We're seeing this pattern where customers prove out a use case with general-purpose models, then take smaller models and figure out how to make them as performant so the user experience is just as good, if not better. A lot of people think about training and want to train DeepSeek or Qwen 2.5 72B—incredibly powerful models. But there's utility and pragmatism in asking: what's the minimum viable model we can use that maintains the quality of our product?
For example, Qwen3-8B and Qwen3-Coder are incredibly powerful models. So when you take these smaller models and you build a more constrained task for them, they do really well.
What about Oxen?
Oxen is a platform for fine-tuning and serving models with a user-friendly interface for bringing your data, training a model, tracking changes, and handling data versioning really well. They're built on top of Baseten end-to-end—both training and inference.
This is a different use case from OpenEvidence. With OpenEvidence, you see a team of researchers improving their model stack. With Oxen, you see a platform building on top of our infrastructure so others can do the same.
One awesome thing: the Thinking Machines blog post recently generated hype around training, and Oxen noticed their training usage picking up. As they got more traffic, Baseten scaled seamlessly.
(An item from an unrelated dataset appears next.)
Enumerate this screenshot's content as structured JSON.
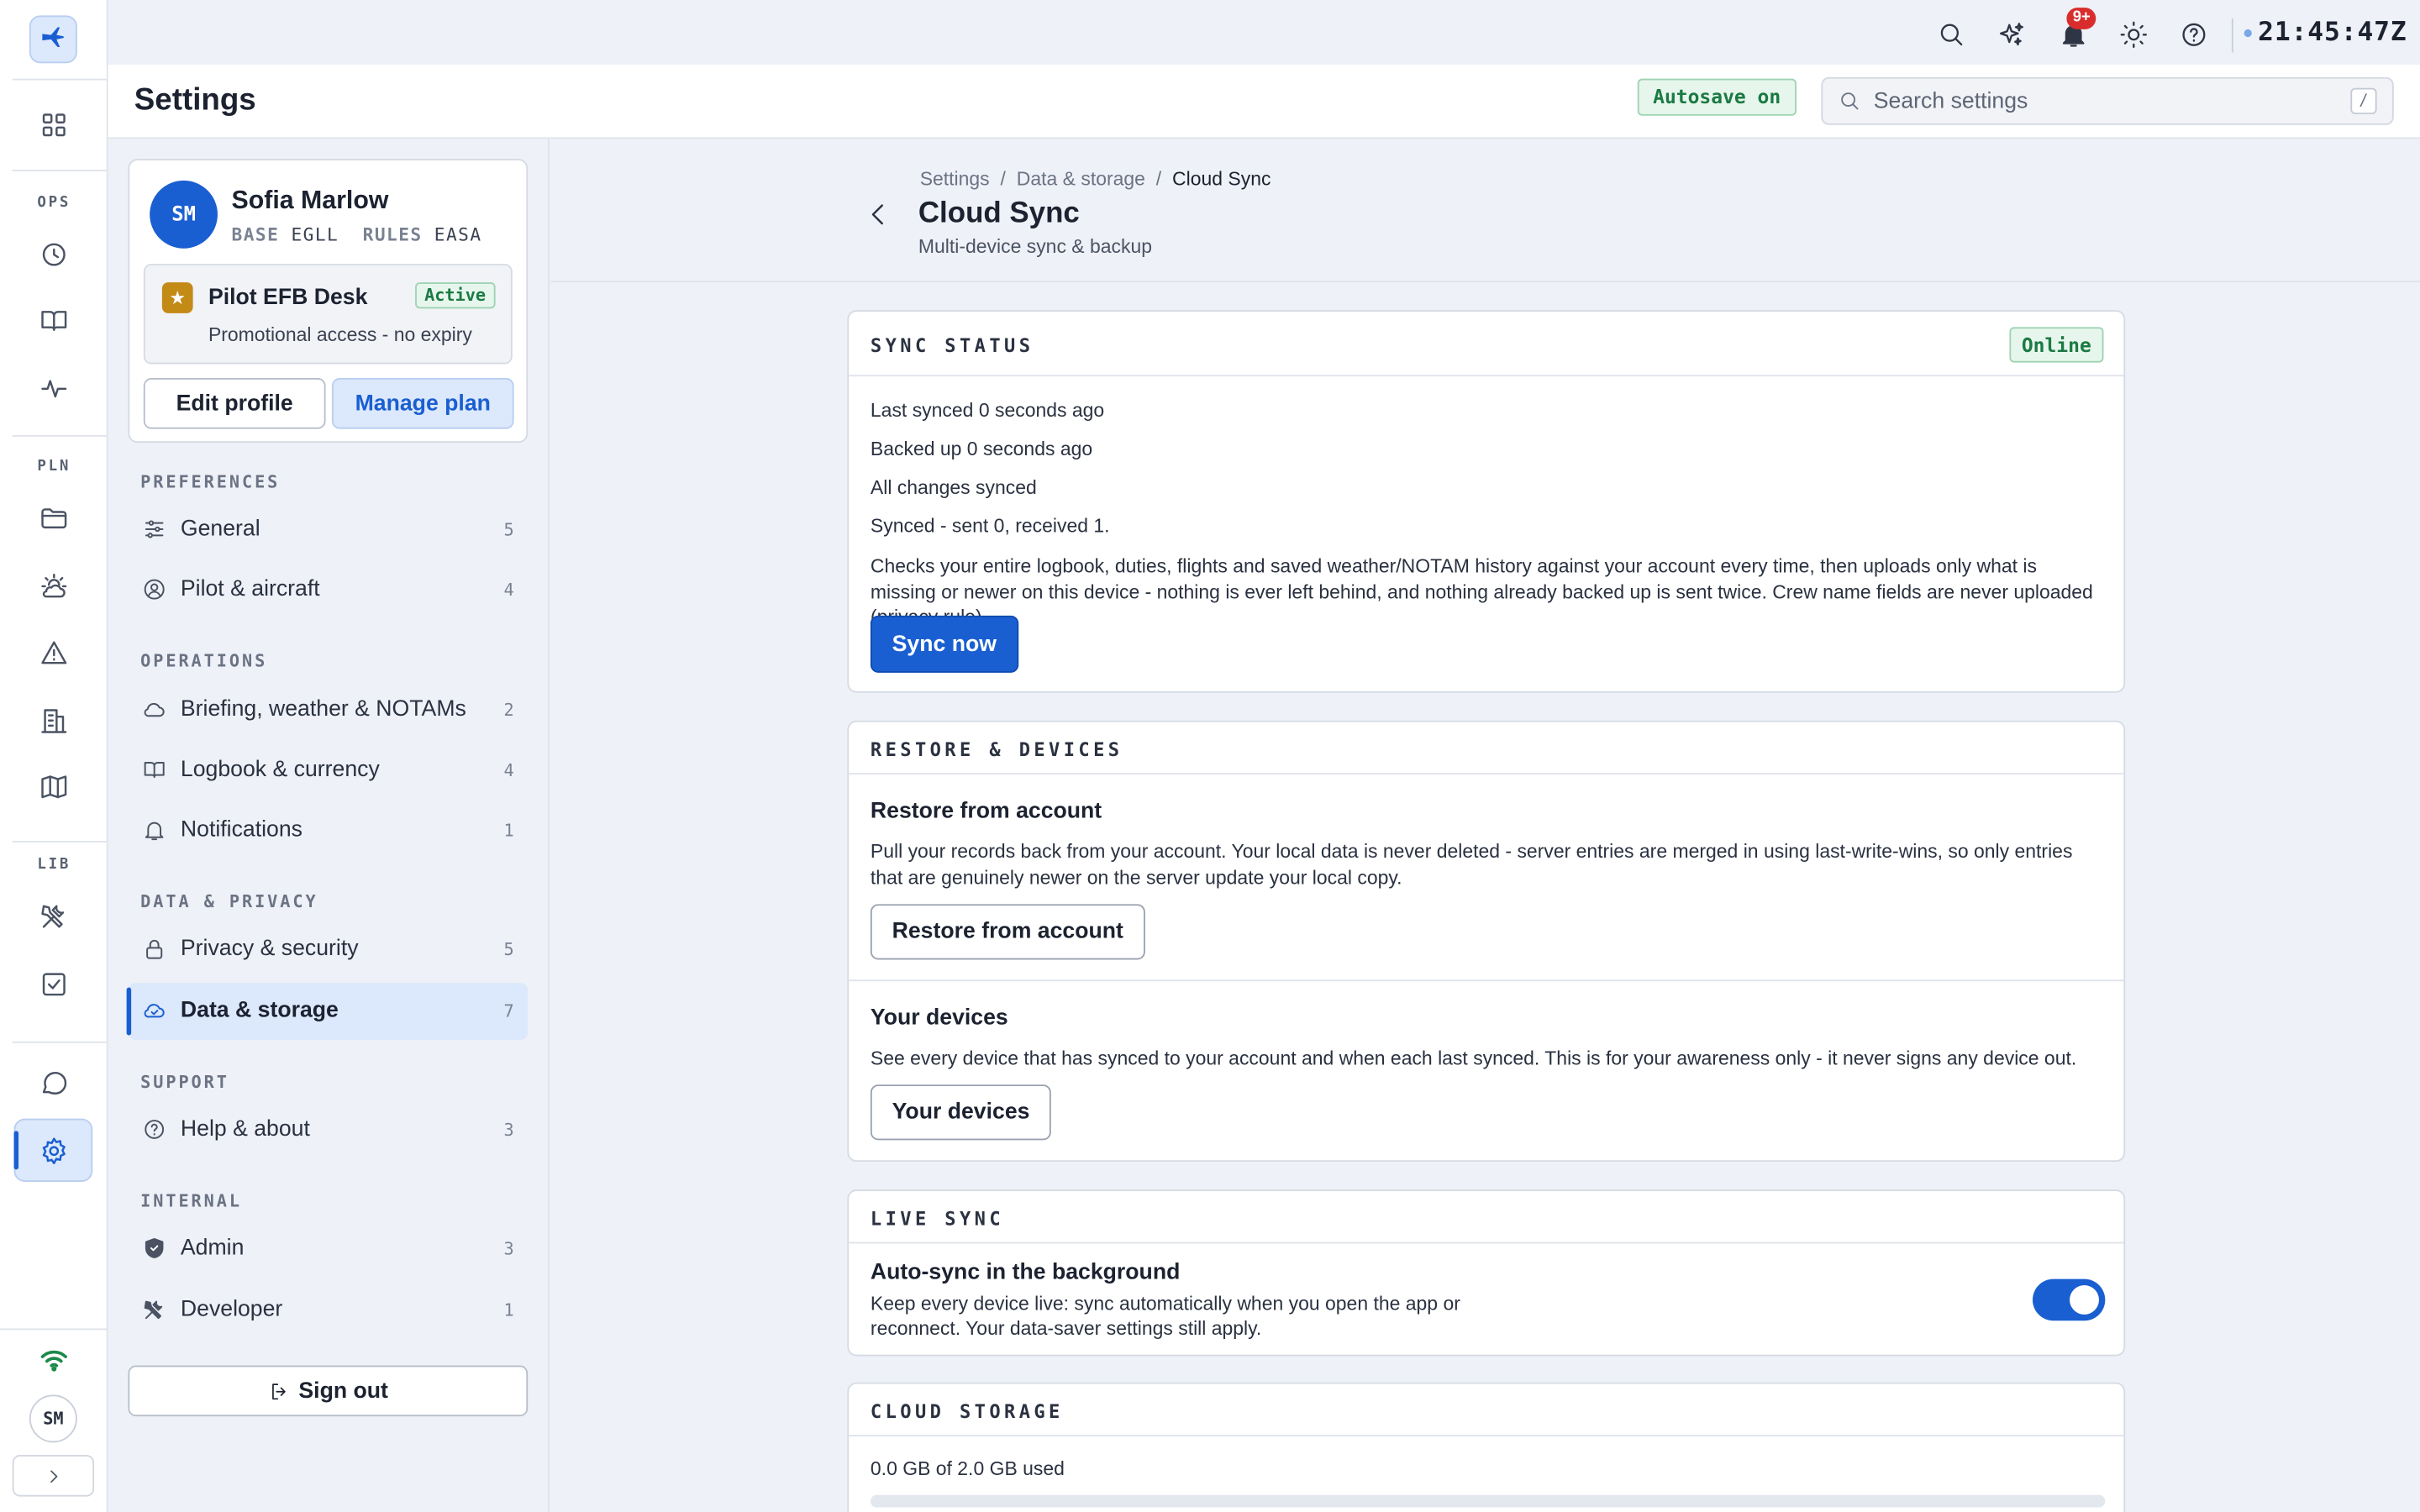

We built the product so it's not just something you use via CLI. We provide APIs that do everything the CLI does, so it's a really seamless technical integration if you want to build a platform on top of our training infrastructure.
For someone who wants to get started with training, where should they go?
Check out the docs at Baseten. There's a Getting Started guide, and even better. We give you a single command at the top that you can run to actually kick off a training job. We know engineers don't always want to read through guides; they want to get their hands dirty and play with code.
Look at our cookbooks to see if there's anything close to what you're working with in production. Whether you want to do GRPO, SFT, run with LoRA, or run full fine-tunes. Find something close to your use case and run a test train push.